The problem is, there are bigger and uglier nits to pick with almost every other manager in baseball. Two other 2017 playoff teams were dissatisfied enough to dump their managers already, and if Joe Maddon’s bullpen management over the past two postseasons hasn’t made you throw things across your living room, it’s only because you’re not a Cub fan. Are there five managers in baseball that are clearly better than Joe Girardi? Are there three? It’s easy to look at Girardi’s flaws and assume the grass must be greener elsewhere, but the rest of baseball’s managerial landscape says that the Yankees have long had one of the nicest lawns in town. It will be hard to do better than Girardi. It will be much, much easier to do worse.

If that’s disconcerting to you as a Yankee fan though, then you should at least try to understand the opposite side. As additional reports leaked out Thursday, it began to feel like Girardi’s dismissal was ultimately Brian Cashman’s decision. If there’s solace to be found here, that’s it. Cashman is the architect of this team, and no one goes from rebuild-mode to ALCS Game 7 with arguably the brightest future in baseball over the span of one year without careful and meticulous planning. Cashman has earned more trust than anyone in the organization and perhaps anyone in baseball over his tenure as Yankees GM. If he recommended a new direction, it’s probably safe to say it’s because he believes it’s the best course for the team and not some personal grudge or haphazard Steinbrennian-decision resurrected from an era gone by.

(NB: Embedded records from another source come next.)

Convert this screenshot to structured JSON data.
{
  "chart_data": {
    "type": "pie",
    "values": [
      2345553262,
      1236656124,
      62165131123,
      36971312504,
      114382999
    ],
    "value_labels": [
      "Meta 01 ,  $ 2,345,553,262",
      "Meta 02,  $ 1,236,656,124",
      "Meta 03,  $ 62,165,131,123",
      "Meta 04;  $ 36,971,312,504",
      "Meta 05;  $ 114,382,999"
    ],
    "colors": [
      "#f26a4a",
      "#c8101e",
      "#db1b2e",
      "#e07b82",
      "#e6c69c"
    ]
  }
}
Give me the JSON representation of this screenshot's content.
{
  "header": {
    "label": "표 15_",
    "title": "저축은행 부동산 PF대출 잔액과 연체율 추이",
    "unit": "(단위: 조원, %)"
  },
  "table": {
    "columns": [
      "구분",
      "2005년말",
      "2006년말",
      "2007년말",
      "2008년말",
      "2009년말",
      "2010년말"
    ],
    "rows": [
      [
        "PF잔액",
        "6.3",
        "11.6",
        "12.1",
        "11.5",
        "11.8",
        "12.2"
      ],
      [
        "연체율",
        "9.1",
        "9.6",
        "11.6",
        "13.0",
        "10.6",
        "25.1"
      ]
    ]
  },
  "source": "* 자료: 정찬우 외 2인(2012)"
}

We aren’t privy to the goings-on in the Yankee clubhouse. We don’t know what the atmosphere is. We don’t know how Sanchez feels about his (now former) skipper, or if Aroldis Chapman’s Instagram faux pas was really just an accident or something more. It is entirely within the realm of possibility that Girardi is not the right man for this team. You can believe that to be true while also acknowledging Girardi as one of the best managers in the game. The ideas are not mutually exclusive, and Cashman may be the only person in the Yankee organization trustworthy enough to make that determination.

Cashman certainly has a plan. He probably has a name or three in mind, and has for a while. Maybe it’s Rob Thomson or Tony Pena. Maybe it’s Dave Martinez, Raul Ibanez or even Jason Giambi. Maybe it’s none of those guys at all. Maybe whoever it is will be the Yankee manager for the next decade and stability will reign once more.

For at least a moment though, the New York Yankees are unstable. They haven’t been for a long while. Did you notice?